Multiple cleavage sites for polymeric immunoglobulin receptor

Abstract

Human polymeric immunoglobulin receptor (pIgR) was expressed in baby hamster kidney (BHK) cells using a recombinant vaccinia virus transfection system. Cleavage of pIgR on the cell surface was partially inhibited by the proteinase inhibitor, leupeptin. We addressed the question whether some particular regions of pIgR could affect the efficient cleavage of this molecule, with the following results: (1) a mutant lacking the entire cytoplasmic region resulted in release of secretory component (SC) into the culture supernatant much faster than wild-type; (2) a pIgR mutant lacking the entire extracellular domain 6, the region containing the susceptible cleavage sites, could be cleaved and released as a mutant SC. The transport kinetics of this mutant between endoplasmic reticulum (ER) and Golgi or Golgi and the cell surface was equivalent to wild-type pIgR. Our results indicate that although the main cleavage site is in domain 6, at least one other cleavage site may exist.

Figure 1

pIgR cleavage on the surface of BHK cells is leupeptin-dependent. The pIgR transfectants were metabolically labelled with [³⁵S]-cysteine.

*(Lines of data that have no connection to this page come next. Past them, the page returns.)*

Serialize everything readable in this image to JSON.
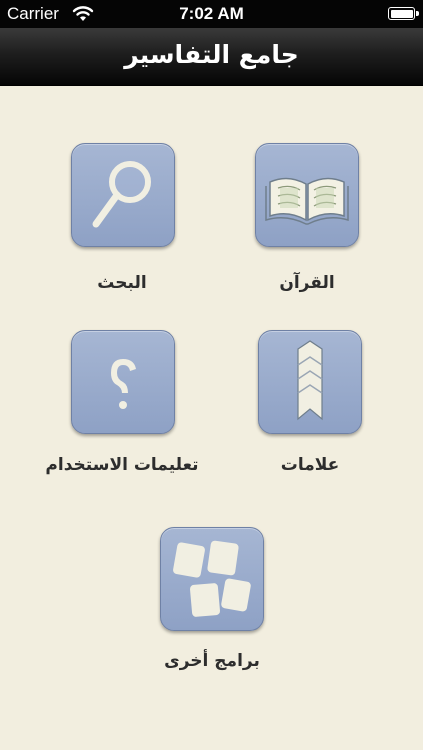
{
  "status_bar": {
    "carrier": "Carrier",
    "time": "7:02 AM",
    "wifi_icon": "wifi-icon",
    "battery_icon": "battery-icon"
  },
  "nav": {
    "title": "جامع التفاسير"
  },
  "menu": {
    "quran": {
      "label": "القرآن",
      "icon": "open-book-icon"
    },
    "search": {
      "label": "البحث",
      "icon": "magnifier-icon"
    },
    "bookmarks": {
      "label": "علامات",
      "icon": "bookmark-ribbon-icon"
    },
    "help": {
      "label": "تعليمات الاستخدام",
      "icon": "question-mark-icon"
    },
    "other_apps": {
      "label": "برامج أخرى",
      "icon": "app-cards-icon"
    }
  },
  "colors": {
    "background": "#f2eedf",
    "tile": "#97a9cb",
    "nav_bar": "#1a1a1a",
    "label_text": "#2d2d2d"
  }
}
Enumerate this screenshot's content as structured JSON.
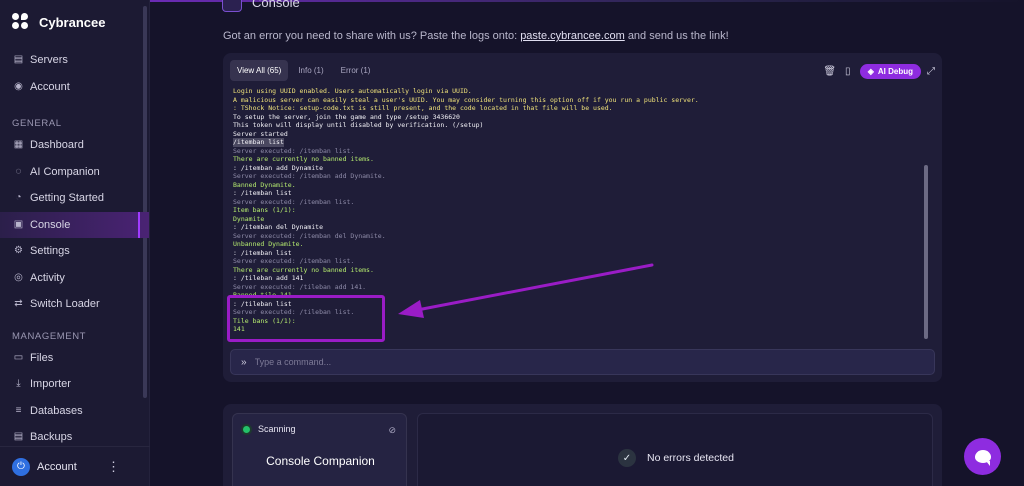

Cells were then further cultured with or without 10 µg/ml of leupeptin for 16 h at 37°. The cell lysates and culture supernatants were prepared and immunoprecipitataed with polyclonal rabbit antihuman SC antibody, followed by protein G-Sepharose. In the presence of leupeptin, 70% of SC release was inhibited. Reciprocally, 70% more pIgR was detected in cell lysates.

Figure 2

Schematic diagram of the deletion mutants of pIgR. The bold region (69 amino acids) represents the extracellular Domain 6 and all the amino acids in this domain were deleted in ΔCL mutant. The conserved susceptible cleavage site within this area is depicted as ▪. The thick region (22 amino acids) highlighted by the vertical lines represents the transmembrane region and the following sequence (103 amino acids) corresponds to the intracellular region. In the ΔTMCP mutant, both the transmembrane and intracellular regions were deleted. For ΔCP mutant, only the intracellular region was deleted. GSRDVSLAKADAAPDEKVLDSGFREIENKAIQDPRLFAEEKAVADTRDQADGSRASVDSGSSEEQGGSSLVSTLVPLGLVLAVGAVAVGVARARHRKNVDRVSIRSYRTDISNSREFGANDNMGASSITQETSLGGKEEFVATTESTTETKEPKKAKRSSKEEAEMAYKDFLLQSSTVAAEAQDGPQEA.

Figure 3

Expression of wild-type and mutants of pIgR. The wild-type, ΔCP, ΔTMCP and ΔCL mutants were transfected into BHK cells. 5·5 hr after transfection, cell lysates were prepared and loaded onto 8% SDS–PAGE gels. Western blotting was performed using polyclonal rabbit anti-human SC antibody followed by HRP-conjugated goat anti-rabbit IgG (H + I) antibody. The expression levels of the mutant proteins were equivalent to wild-type protein.

Figure 4

Release of free SC from wild-type- and mutant-transfectants. The wild-type- and mutant-transfectants were metabolically labelled as in Fig. 1 and further cultured with 10% FCS-DMEM for 16 hr. The cell lysates and culture supernatants were then immunoprecipitated with polyclonal rabbit anti-human SC and protein G-Sepharose. The samples were loaded onto 8% SDS–PAGE gels. In cell lysates of ΔCP and ΔTMCP mutants, no labelled protein was detected. In the culture supernatant of the ΔCL mutant, two different molecular weight bands were detected.

Figure 5

(a) The ΔCL mutant has the same ER–Golgi transport rate as wild-type pIgR. The wild-type and ΔCL mutant were transfected into BHK cells and metabolically labelled with [³⁵S]-cysteine for 15 min. The cell lysates were prepared at the indicated times and subjected to immunoprecipitation. The samples were loaded onto 8% SDS–PAGE gels. The molecular maturation kinetics were identical in both wild-type and ΔCL mutant. At 0 min of chase, only single bands were observed. At 30 min of chase, both ER and Golgi forms were detected and at 1 hr of chase all labelled protein were matured to the Golgi form.(b) Detection of cell surface-expressed wild-type and ΔCL mutant molecules. Wild-type or ΔCL mutant were transfected into BHK cells. Detection of the cell surface-expressed pIgR molecules was performed as described in Materials and Methods. The transport of the wild-type and ΔCL mutant to the cell surface was kinetically equivalent.